Chef Melchor discussed the kinds of heritage food in the Philippines registered under the Ark of Taste of the Slow Food Network International. He also emphasized the importance of recognizing gastronomy and Philippine culinary arts as an integral part of National Arts.
“Napaka-importante po na pinag-uusapan natin ang culinary heritage, dahil dapat maintindihan na ang Filipino food will always be part of our culture. Hindi lang ito pantawid gutom, but it’s definitely part of our identity as Filipinos,” said Melchor.
Chef Pendatun explained the distinctive culinary ingredients, tastes, and techniques in Muslim Mindanao.
“Fundamentally, the cuisines of Muslim Mindanao are just different permutations of the ingredients that everybody else uses in the region. Most people use coconut, some people use galangal, most people use ginger, everybody uses onion and garlic. The cuisines that we have there are just permutations of these, they’re just combinations.
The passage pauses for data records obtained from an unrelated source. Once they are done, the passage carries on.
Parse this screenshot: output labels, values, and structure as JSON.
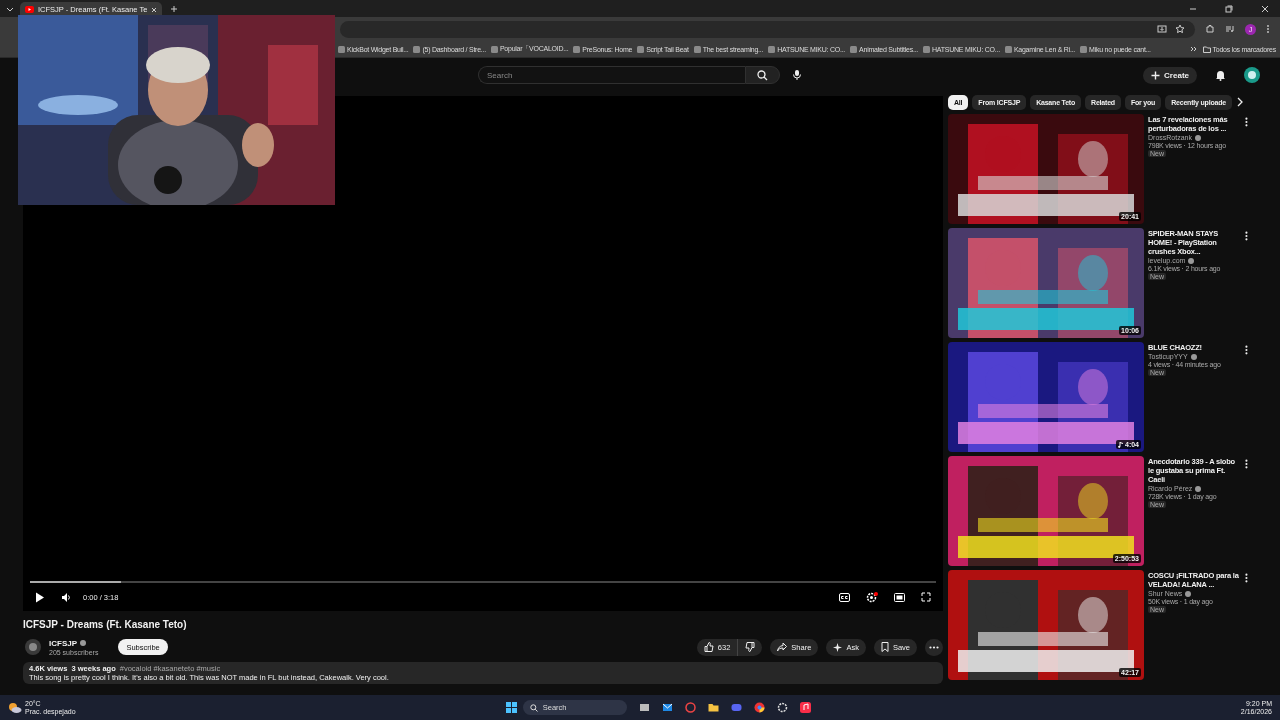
{
  "browser": {
    "tabs": [
      {
        "title": "ICFSJP - Dreams (Ft. Kasane Te",
        "selected": true
      }
    ],
    "bookmarks": [
      {
        "label": "KickBot Widget Buil..."
      },
      {
        "label": "(5) Dashboard / Stre..."
      },
      {
        "label": "Popular「VOCALOID..."
      },
      {
        "label": "PreSonus: Home"
      },
      {
        "label": "Script Tail Beat"
      },
      {
        "label": "The best streaming..."
      },
      {
        "label": "HATSUNE MIKU: CO..."
      },
      {
        "label": "Animated Subtitles..."
      },
      {
        "label": "HATSUNE MIKU: CO..."
      },
      {
        "label": "Kagamine Len & Ri..."
      },
      {
        "label": "Miku no puede cant..."
      }
    ],
    "all_bookmarks": "Todos los marcadores",
    "profile_initial": "J"
  },
  "youtube": {
    "search": {
      "placeholder": "Search"
    },
    "create": "Create",
    "player": {
      "progress": {
        "level": 0.1
      },
      "time": "0:00 / 3:18"
    },
    "video": {
      "title": "ICFSJP - Dreams (Ft. Kasane Teto)",
      "channel": "ICFSJP",
      "subscribers": "205 subscribers",
      "subscribe": "Subscribe",
      "likes": "632",
      "share": "Share",
      "ask": "Ask",
      "save": "Save",
      "stats": "4.6K views  3 weeks ago",
      "hashtags": "#vocaloid #kasaneteto #music",
      "description": "This song is pretty cool I think. It's also a bit old. This was NOT made in FL but instead, Cakewalk. Very cool."
    },
    "chips": [
      {
        "label": "All",
        "selected": true
      },
      {
        "label": "From ICFSJP",
        "selected": false
      },
      {
        "label": "Kasane Teto",
        "selected": false
      },
      {
        "label": "Related",
        "selected": false
      },
      {
        "label": "For you",
        "selected": false
      },
      {
        "label": "Recently uploade",
        "selected": false
      }
    ],
    "recommended": [
      {
        "title": "Las 7 revelaciones más perturbadoras de los ...",
        "channel": "DrossRotzank",
        "meta": "798K views · 12 hours ago",
        "badge": "New",
        "duration": "20:41",
        "kind": "video"
      },
      {
        "title": "SPIDER-MAN STAYS HOME! - PlayStation crushes Xbox...",
        "channel": "levelup.com",
        "meta": "6.1K views · 2 hours ago",
        "badge": "New",
        "duration": "10:06",
        "kind": "video"
      },
      {
        "title": "BLUE CHAOZZ!",
        "channel": "TosticupYYY",
        "meta": "4 views · 44 minutes ago",
        "badge": "New",
        "duration": "4:04",
        "kind": "music"
      },
      {
        "title": "Anecdotario 339 - A slobo le gustaba su prima Ft. Caeli",
        "channel": "Ricardo Pérez",
        "meta": "728K views · 1 day ago",
        "badge": "New",
        "duration": "2:50:53",
        "kind": "video"
      },
      {
        "title": "COSCU ¡FILTRADO para la VELADA! ALANA ...",
        "channel": "Shur News",
        "meta": "50K views · 1 day ago",
        "badge": "New",
        "duration": "42:17",
        "kind": "video"
      }
    ]
  },
  "taskbar": {
    "weather": {
      "temp": "20°C",
      "condition": "Prac. despejado"
    },
    "search": "Search",
    "time": "9:20 PM",
    "date": "2/16/2026"
  }
}
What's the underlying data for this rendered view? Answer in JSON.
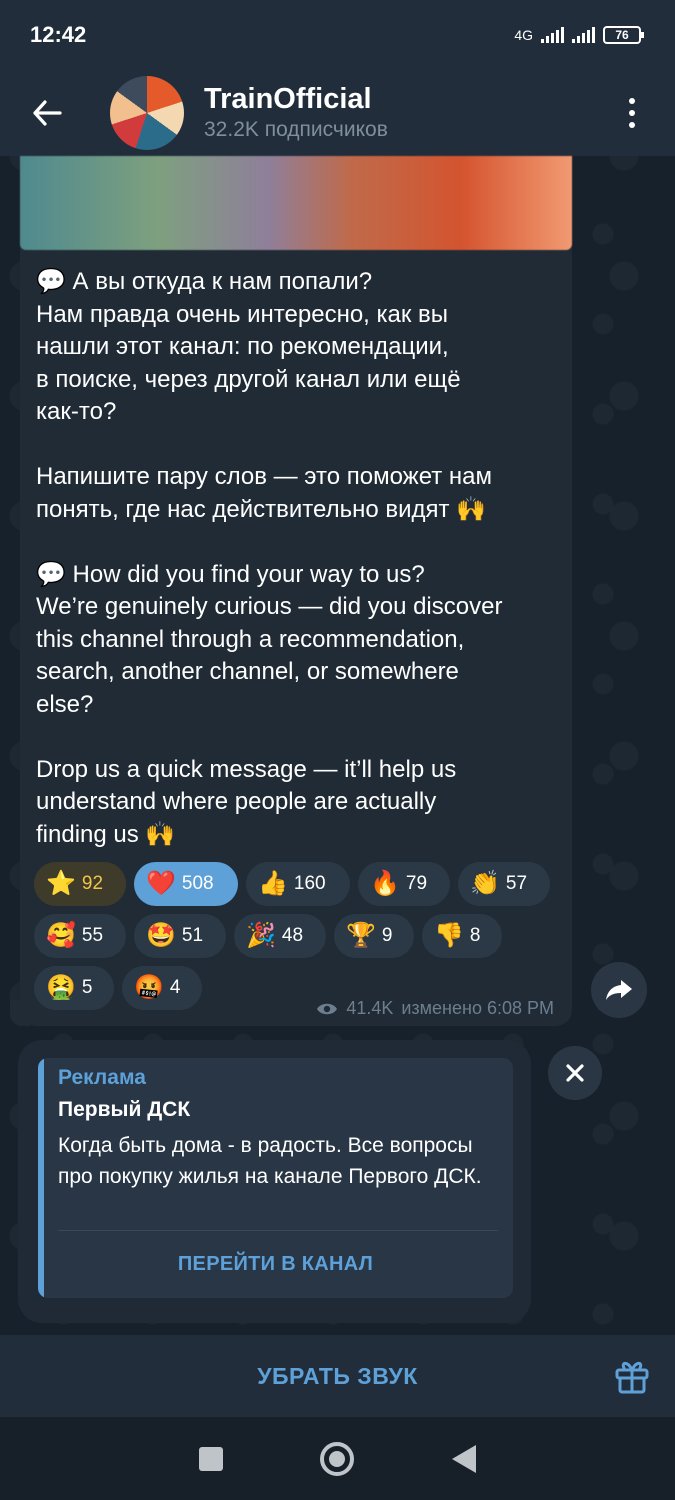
{
  "status_bar": {
    "time": "12:42",
    "network": "4G",
    "battery": "76"
  },
  "header": {
    "channel_name": "TrainOfficial",
    "subscribers": "32.2K подписчиков"
  },
  "message": {
    "text": "💬 А вы откуда к нам попали?\nНам правда очень интересно, как вы\nнашли этот канал: по рекомендации,\nв поиске, через другой канал или ещё\nкак-то?\n\nНапишите пару слов — это поможет нам\nпонять, где нас действительно видят 🙌\n\n💬 How did you find your way to us?\nWe’re genuinely curious — did you discover\nthis channel through a recommendation,\nsearch, another channel, or somewhere\nelse?\n\nDrop us a quick message — it’ll help us\nunderstand where people are actually\nfinding us 🙌",
    "reactions": [
      {
        "emoji": "⭐",
        "count": "92"
      },
      {
        "emoji": "❤️",
        "count": "508"
      },
      {
        "emoji": "👍",
        "count": "160"
      },
      {
        "emoji": "🔥",
        "count": "79"
      },
      {
        "emoji": "👏",
        "count": "57"
      },
      {
        "emoji": "🥰",
        "count": "55"
      },
      {
        "emoji": "🤩",
        "count": "51"
      },
      {
        "emoji": "🎉",
        "count": "48"
      },
      {
        "emoji": "🏆",
        "count": "9"
      },
      {
        "emoji": "👎",
        "count": "8"
      },
      {
        "emoji": "🤮",
        "count": "5"
      },
      {
        "emoji": "🤬",
        "count": "4"
      }
    ],
    "views": "41.4K",
    "edited_time": "изменено 6:08 PM"
  },
  "ad": {
    "label": "Реклама",
    "title": "Первый ДСК",
    "description": "Когда быть дома - в радость. Все вопросы про покупку жилья на канале Первого ДСК.",
    "action": "ПЕРЕЙТИ В КАНАЛ"
  },
  "bottom_bar": {
    "mute_label": "УБРАТЬ ЗВУК"
  },
  "colors": {
    "accent": "#5ea1d8",
    "bubble": "#202b36",
    "header": "#212d3b"
  }
}
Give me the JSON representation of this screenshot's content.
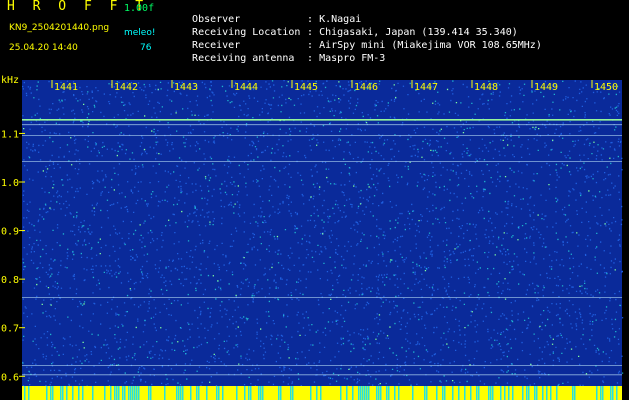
{
  "header": {
    "brand": "H R O F F T",
    "version": "1.00f",
    "filename": "KN9_2504201440.png",
    "meleo_label": "meleo!",
    "timestamp": "25.04.20 14:40",
    "meleo_count": "76"
  },
  "info": [
    {
      "label": "Observer",
      "value": ": K.Nagai"
    },
    {
      "label": "Receiving Location",
      "value": ": Chigasaki, Japan (139.414 35.340)"
    },
    {
      "label": "Receiver",
      "value": ": AirSpy mini (Miakejima VOR 108.65MHz)"
    },
    {
      "label": "Receiving antenna",
      "value": ": Maspro FM-3"
    }
  ],
  "colors": {
    "background": "#000000",
    "spectrogram_base": "#0a2a9a",
    "spectrogram_noise": "#1f5fe0",
    "signal_cyan": "#26e0e0",
    "signal_yellow": "#ffff00",
    "axis_text": "#ffff00"
  },
  "chart_data": {
    "type": "heatmap",
    "ylabel": "kHz",
    "x_ticks": [
      "1441",
      "1442",
      "1443",
      "1444",
      "1445",
      "1446",
      "1447",
      "1448",
      "1449",
      "1450"
    ],
    "y_ticks": [
      "1.1",
      "1.0",
      "0.9",
      "0.8",
      "0.7",
      "0.6"
    ],
    "y_tick_values": [
      1.1,
      1.0,
      0.9,
      0.8,
      0.7,
      0.6
    ],
    "x_range": [
      1440.5,
      1450.5
    ],
    "y_range": [
      0.58,
      1.21
    ],
    "horizontal_lines_khz": [
      1.128,
      1.118,
      1.096,
      1.042,
      0.762,
      0.622,
      0.603
    ]
  }
}
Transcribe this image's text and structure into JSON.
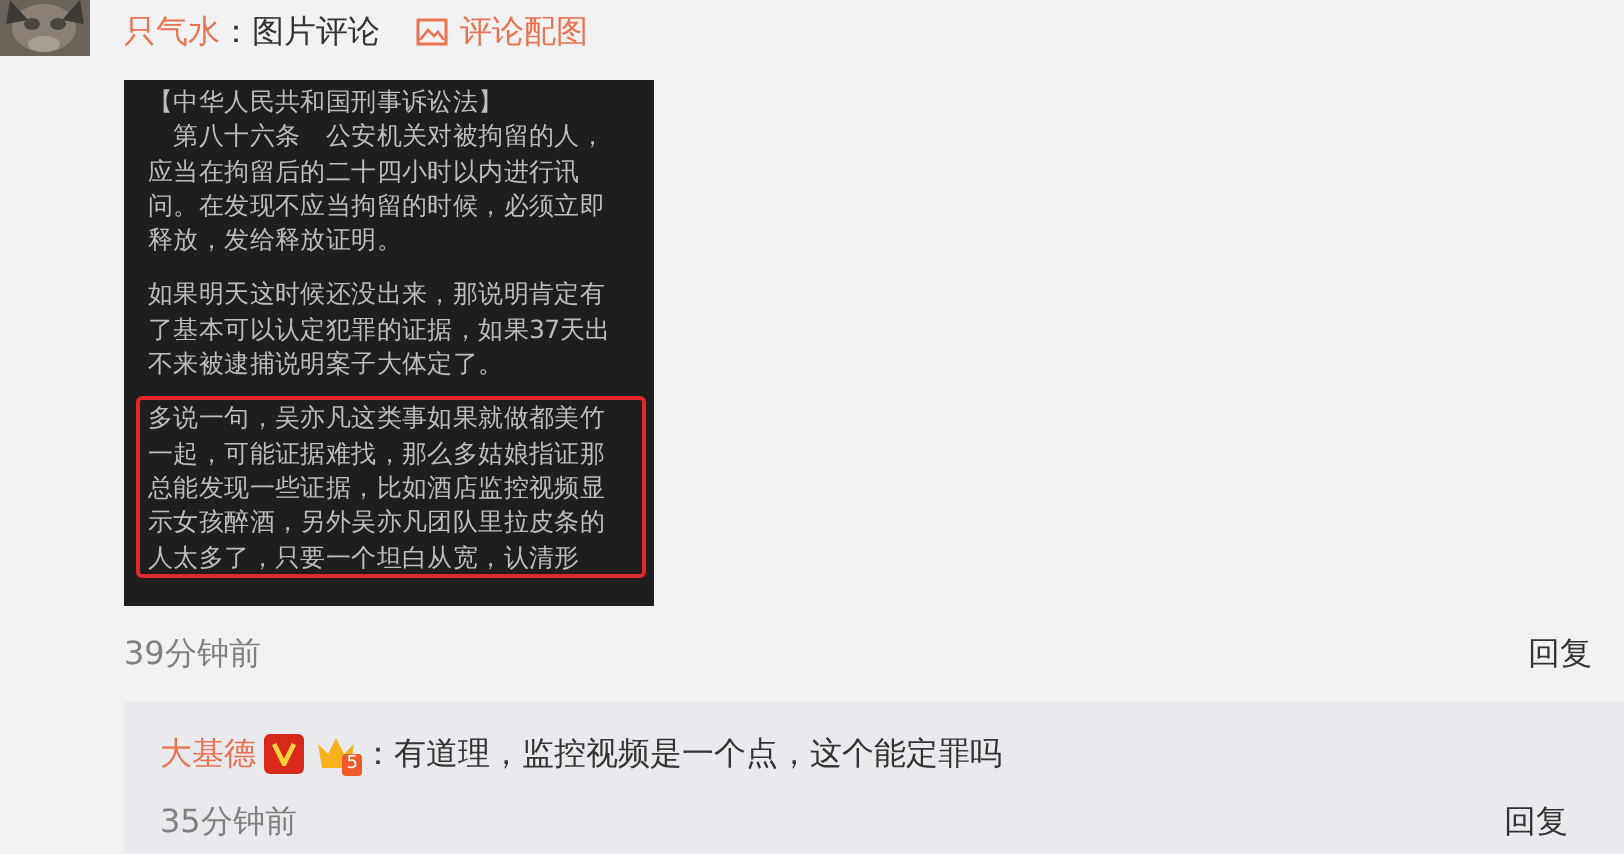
{
  "comment": {
    "user": "只气水",
    "separator": "：",
    "text": "图片评论",
    "image_link": "评论配图",
    "image": {
      "paragraphs": [
        {
          "highlighted": false,
          "lines": [
            "【中华人民共和国刑事诉讼法】",
            "　第八十六条　公安机关对被拘留的人，",
            "应当在拘留后的二十四小时以内进行讯",
            "问。在发现不应当拘留的时候，必须立即",
            "释放，发给释放证明。"
          ]
        },
        {
          "highlighted": false,
          "lines": [
            "如果明天这时候还没出来，那说明肯定有",
            "了基本可以认定犯罪的证据，如果37天出",
            "不来被逮捕说明案子大体定了。"
          ]
        },
        {
          "highlighted": true,
          "lines": [
            "多说一句，吴亦凡这类事如果就做都美竹",
            "一起，可能证据难找，那么多姑娘指证那",
            "总能发现一些证据，比如酒店监控视频显",
            "示女孩醉酒，另外吴亦凡团队里拉皮条的",
            "人太多了，只要一个坦白从宽，认清形"
          ]
        }
      ]
    },
    "time": "39分钟前",
    "reply_label": "回复"
  },
  "replies": [
    {
      "user": "大基德",
      "verified": true,
      "level": "5",
      "separator": "：",
      "text": "有道理，监控视频是一个点，这个能定罪吗",
      "time": "35分钟前",
      "reply_label": "回复"
    }
  ]
}
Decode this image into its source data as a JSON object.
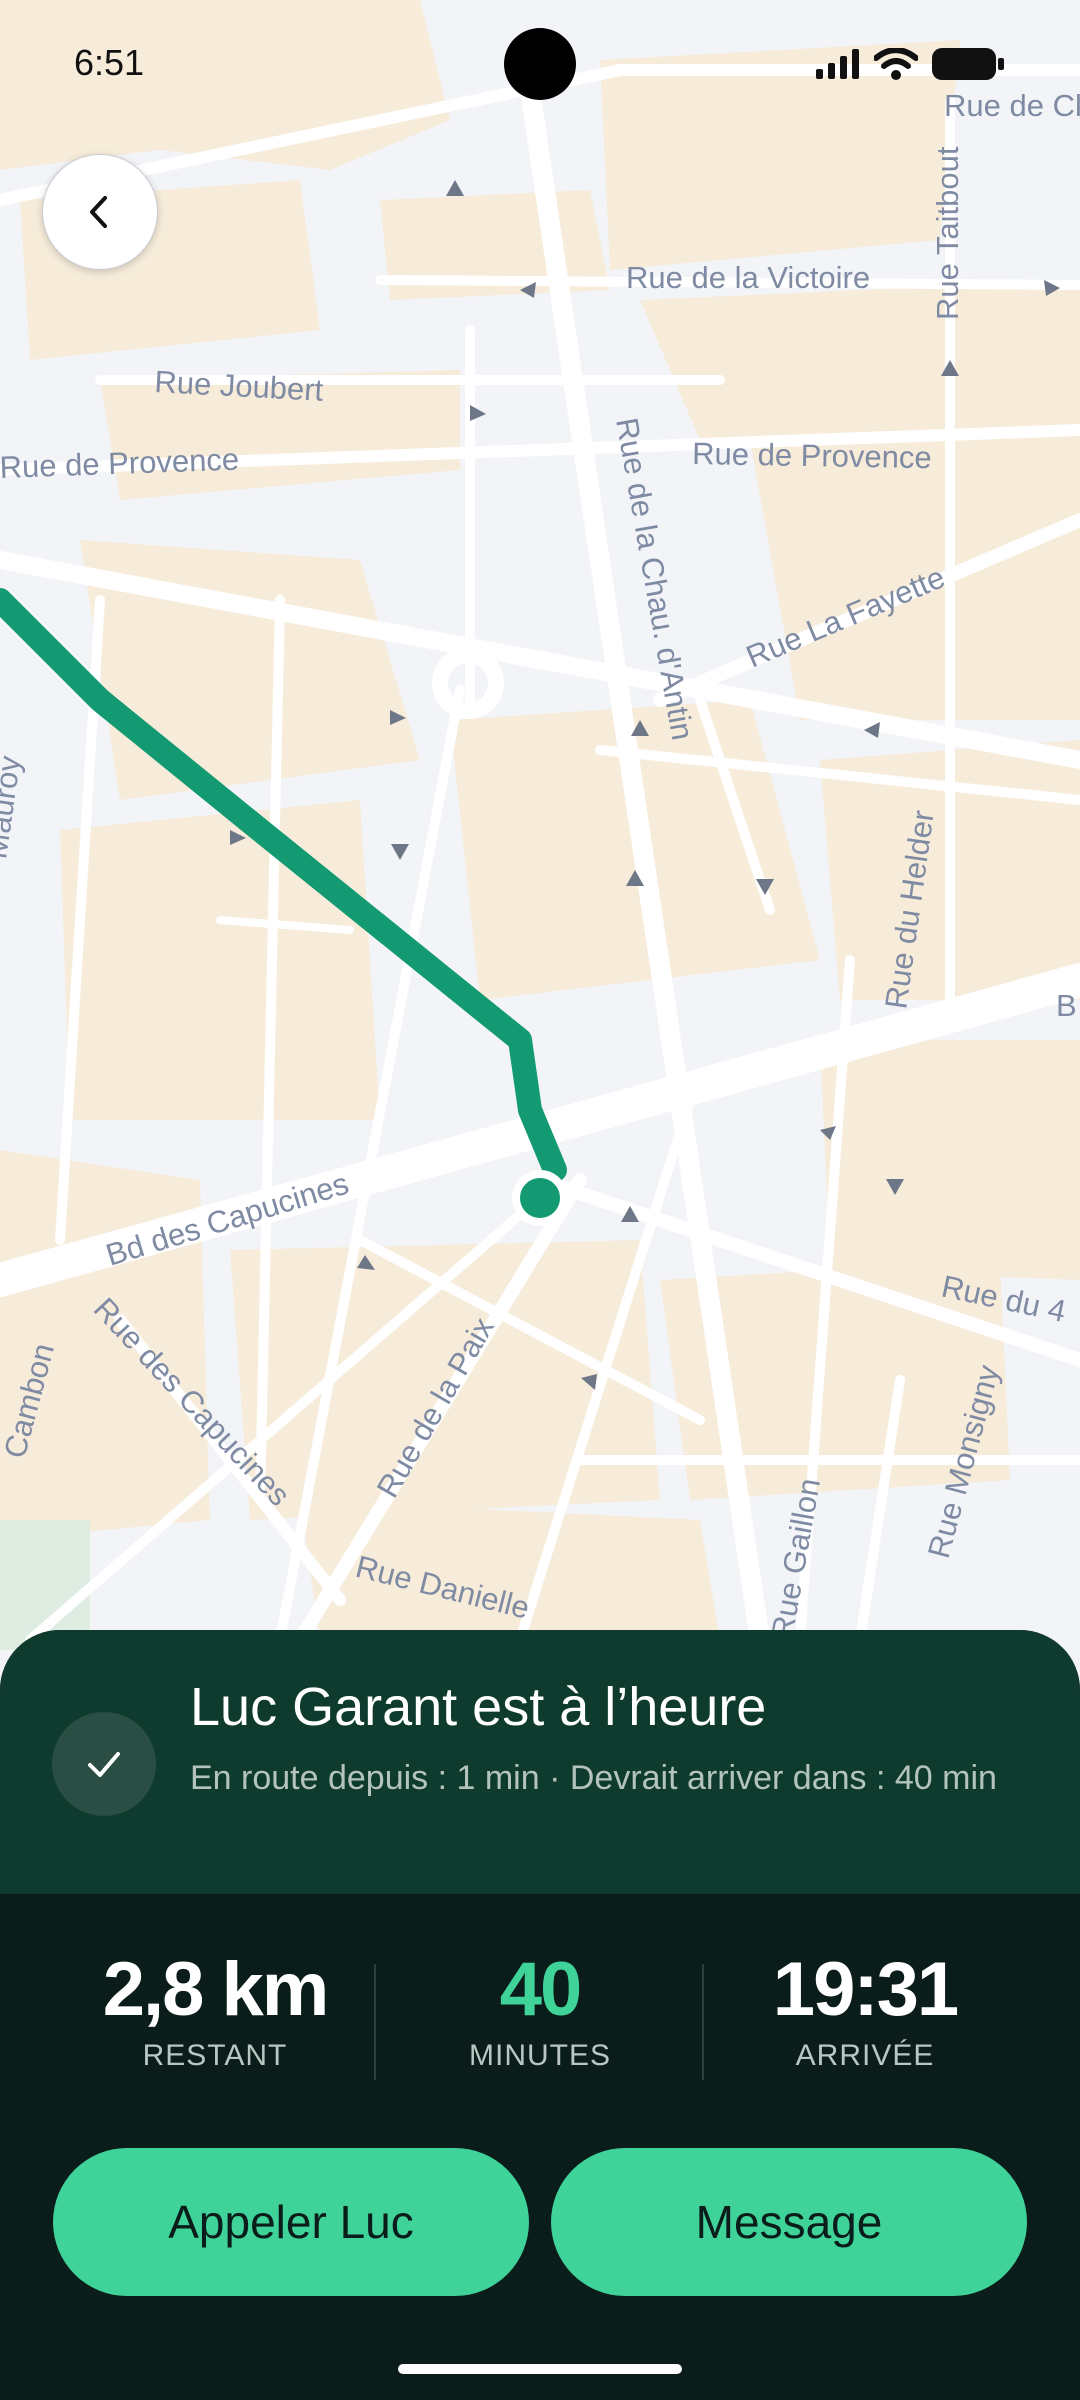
{
  "status_bar": {
    "time": "6:51"
  },
  "map": {
    "street_labels": [
      "Rue de Cl",
      "Rue de la Victoire",
      "Rue Taitbout",
      "Rue Joubert",
      "Rue de Provence",
      "Rue de Provence",
      "Rue de la Chau. d'Antin",
      "Rue La Fayette",
      "Mauroy",
      "Rue du Helder",
      "B",
      "Bd des Capucines",
      "Rue des Capucines",
      "Rue de la Paix",
      "Rue du 4",
      "Rue Monsigny",
      "Rue Gaillon",
      "Rue Danielle",
      "Cambon"
    ],
    "route_color": "#139a72"
  },
  "banner": {
    "title": "Luc Garant est à l’heure",
    "subtitle": "En route depuis : 1 min · Devrait arriver dans : 40 min"
  },
  "stats": [
    {
      "value": "2,8 km",
      "label": "RESTANT"
    },
    {
      "value": "40",
      "label": "MINUTES"
    },
    {
      "value": "19:31",
      "label": "ARRIVÉE"
    }
  ],
  "actions": {
    "call_label": "Appeler Luc",
    "message_label": "Message"
  },
  "colors": {
    "accent": "#3fd39a",
    "sheet_bg": "#0a1d1a",
    "banner_bg": "#0f3b2e"
  }
}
It’s how we apply them that makes them unique,” said Pendatun.
Ms. Besa shared how Purple Yam utilizes the most underused produce or ingredients in their dishes.
“Nag-umpisa kami dito sa Amerika, na-influence kami ni Alice Waters, noong 1980s. In-apply namin yung pagmamahal sa cuisine o pagkain, kasi ginawa ng mga Amerikano yun dito...Ganun ang ginawa namin for Filipino and also Southeast Asian dishes. We always looked to the west, we never look at our Southeast Asian neighbors with whom we really have a lot in common,” said Besa.
Ms. Alix shared the Cebuanos’ unique history of eating what they love and what is available around their surroundings.
“Cebuanos are mostly traders, because we cannot have big farms. Geography plays a big part in our choice of food. So mostly, we like seafood,“ said Alix.
Ms. Camiña shared the local ingredients used in Ilonggo heirloom dishes offered by Camiña Balay Nga Bato.
“Iloilo is a top rice producer, basically agricultural. When we opened the Camiña Balay nga Bato, we wanted an Ilonggo narrative for our dining table, and the food that we offer is basically a community collaboration of family and friends,” said Camiña.
Mr. Villalon discussed how the NCCA ensures the preservation and promotion of our indigenous food and culinary heritage.
“Culinary art is so important, because first it provides a sense of identity and continuity. A lot of our young people are looking for identity markers. Second is social cohesion, it binds people together. It also connected to natural and tangible heritage, history, values like respect to elders, and creativity,” said Villalon.
As an online discussion to promote health, environmental consciousness, and climate-adaptive practices, Stories for a Better Normal aims to change the mindset of individuals, families, and communities to lead sustainable lives towards a healthier, safer, and much better normal than we used to have.
This online discussion is organized in partnership between the Office of Deputy Speaker Legarda and the Climate Change Commission (CCC), with support from the Institute for Climate and Sustainable Cities (ICSC), The Climate Reality Project-Philippines, and Mother Earth Foundation.